In general I don't stay sick very long. If I can get one good day of rest with a long night's sleep most illnesses just don't stick. Except that I'm pregnant; I seem to forget how much that can effect my body's ability to cope somehow. When I went to the doctor(2nd visit from our fam in 2 days thank you very much) he took a look at me, squinted a little and said "Where are the reinforcements at your house?"
I laughed a bit sarcastically and told him Kid was still sick and Bill had school. He didn't seem to see the humor but I figure when I'm this ill and my kids are ill and needy and Bob had some things he simply couldn't leave undone at work, then all I can do is laugh and keep trying. Such is life when you have no family nearby and all your friends have kids of their own who they don't want to expose to your sicknesses. I got some delightful prescriptions and Bob not only came home early that day, he worked from home all day Friday just so I could lay around wallowing in my respiratory issues. In spite of all this, I am working hard at being thankful so I will list some things I am grateful for today.

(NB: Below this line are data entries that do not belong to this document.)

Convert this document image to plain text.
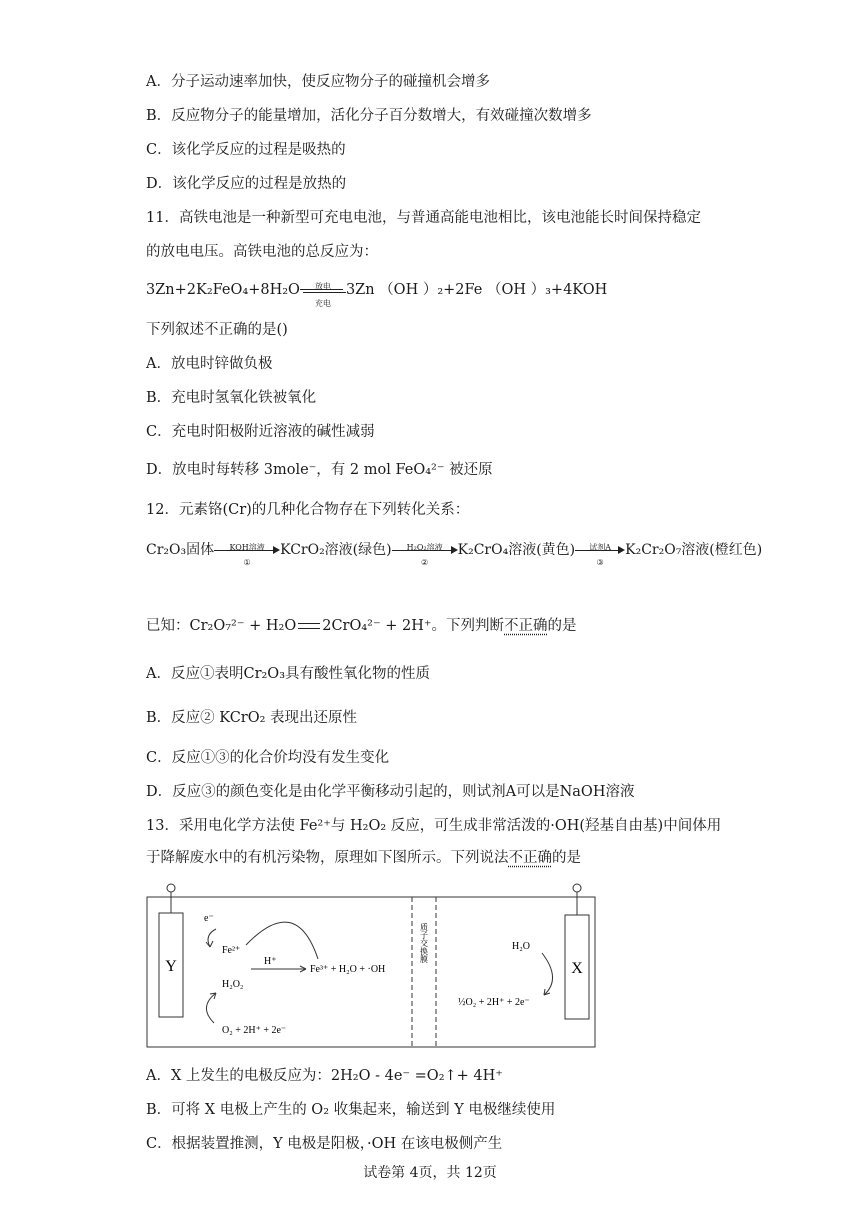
A．分子运动速率加快，使反应物分子的碰撞机会增多
B．反应物分子的能量增加，活化分子百分数增大，有效碰撞次数增多
C．该化学反应的过程是吸热的
D．该化学反应的过程是放热的
11．高铁电池是一种新型可充电电池，与普通高能电池相比，该电池能长时间保持稳定
的放电电压。高铁电池的总反应为：
3Zn+2K₂FeO₄+8H₂O	放电
充电
3Zn （OH ）₂+2Fe （OH ）₃+4KOH
下列叙述不正确的是()
A．放电时锌做负极
B．充电时氢氧化铁被氧化
C．充电时阳极附近溶液的碱性减弱
D．放电时每转移 3mole⁻，有 2 mol FeO₄²⁻ 被还原
12．元素铬(Cr)的几种化合物存在下列转化关系：
Cr₂O₃固体	KOH溶液
①
KCrO₂溶液(绿色)	H₂O₂溶液
②
K₂CrO₄溶液(黄色)	试剂A
③
K₂Cr₂O₇溶液(橙红色)
已知：Cr₂O₇²⁻ + H₂O 2CrO₄²⁻ + 2H⁺。下列判断不正确的是
A．反应①表明Cr₂O₃具有酸性氧化物的性质
B．反应② KCrO₂ 表现出还原性
C．反应①③的化合价均没有发生变化
D．反应③的颜色变化是由化学平衡移动引起的，则试剂A可以是NaOH溶液
13．采用电化学方法使 Fe²⁺与 H₂O₂ 反应，可生成非常活泼的·OH(羟基自由基)中间体用
于降解废水中的有机污染物，原理如下图所示。下列说法不正确的是
Y	X
质子交换膜
e⁻
Fe²⁺
H⁺
Fe³⁺ + H₂O + ·OH
H₂O₂
O₂ + 2H⁺ + 2e⁻
H₂O
½O₂ + 2H⁺ + 2e⁻
A．X 上发生的电极反应为：2H₂O - 4e⁻ =O₂↑+ 4H⁺
B．可将 X 电极上产生的 O₂ 收集起来，输送到 Y 电极继续使用
C．根据装置推测，Y 电极是阳极，·OH 在该电极侧产生
试卷第 4页，共 12页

I am thankful for prescriptions that are readily available and seem to be working. I am thankful for children who see hours of tv viewing as a special treat they'll sit still to watch. I am incredibly thankful that unborn baby is still healthy and kicking up a storm despite my current wimpy weakness. I am thankful for the prayers of friends who love us and stand beside us during rough weeks. I am thankful for beautiful spring like weather and an adorable flower girl dress for Baby at a sale price. And I am especially thankful to hear that a dear family member is safe and sound with his lovely wife in Japan. I pray for those in need there, and for those who are not safe and sound and able to call their family to reassure them.

Friday, March 4, 2011

Things I learn from my 6 year old.

Yesterday I had to apologize to Kid at bedtime. I had been impatient and harsh with him all during dinner and the time leading up to it. I told him I was sorry I let my frustrations get the best of me and that I would try to do better tomorrow. His response melted my tired, grumpy heart and left me humble before his graciousness. "It's okay Mommy, that's in the past. I love you." Followed up with a giant hug and an extra I love you.

"And a little child shall lead them." Indeed.